Figure 2: Progressive Relative Gain results for CT0 (11B) during the sequential learning (y-axis) vs Number of Training steps (x-axis). The curves for tasks T0, …T7 are displayed respectively at step 0, …, i such that only the first task, Simplification (green and orange) is present at step 0, then HGen (red) etc.
…Our two CT0 models obtain final results very close to their UB, maintaining 99.8% for T0pp and 98.0% for T0_3B. This clearly indicates the efficiency of the CLR method. Notably, no task suffers a decrease in performance more than 2% for T0pp. Table 3 shows how the CT0 model remembers and retains knowledge from tasks trained at very early stages of the Continual Learning process. Moreover, CT0 still performs well on the zero-shot set of tasks (T0zs) despite no rehearsal for those.

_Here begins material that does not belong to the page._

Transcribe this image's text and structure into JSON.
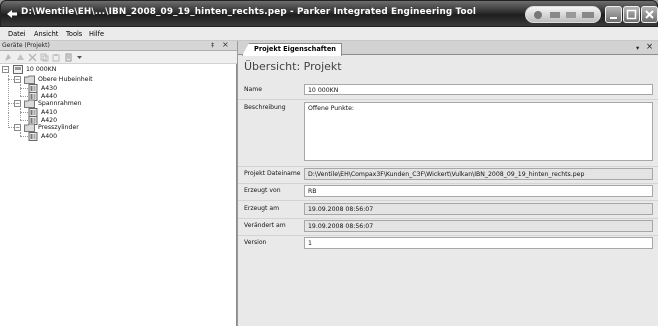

…5.1 Why could LLMs be lifelong learners? Given our current experimental protocol, one can draw different hypotheses: is CL a consequence emerging from the massive multi-task pre-training in T0? Or from the instruction tuning paradigm of T0? Or from the scaling law as studied by Ramaseshet al2022? To answer this research question, we applied the same CL setup starting from (1) T5-small, (2) T5-3B, and (3) a T5-3B architecture randomly initialized. Our results in Table 5 show that CT5 with 3b parameters performs similar to CT03B on the 8 tasks. While CT5-small obtains as expected a lower average performance, it still mostly maintains great results w.r.t. its Upper Bound, indicating that CL does not emerge from scale. Conversely, when initialized randomly the model is not even able to obtain a good UB. These results draw a clear conclusions: CL emerges from the intensive pre-training stage. This confirms contemporaneous findings by Cossuet al2022 and Mehtaet al2021 in other setups and even modalities. We report the detailed results for those experiments in the Appendix.
Table 5: Results including T5-small and T5-3B, T0_3B, and a 3B Transformer randomly initialized. We can observe that (1) only CTrand largely degrades w.r.t. its UB, UB_rand; (2) even T5_small is able to mostly maintain its performance indicating that scale is not what matter the most.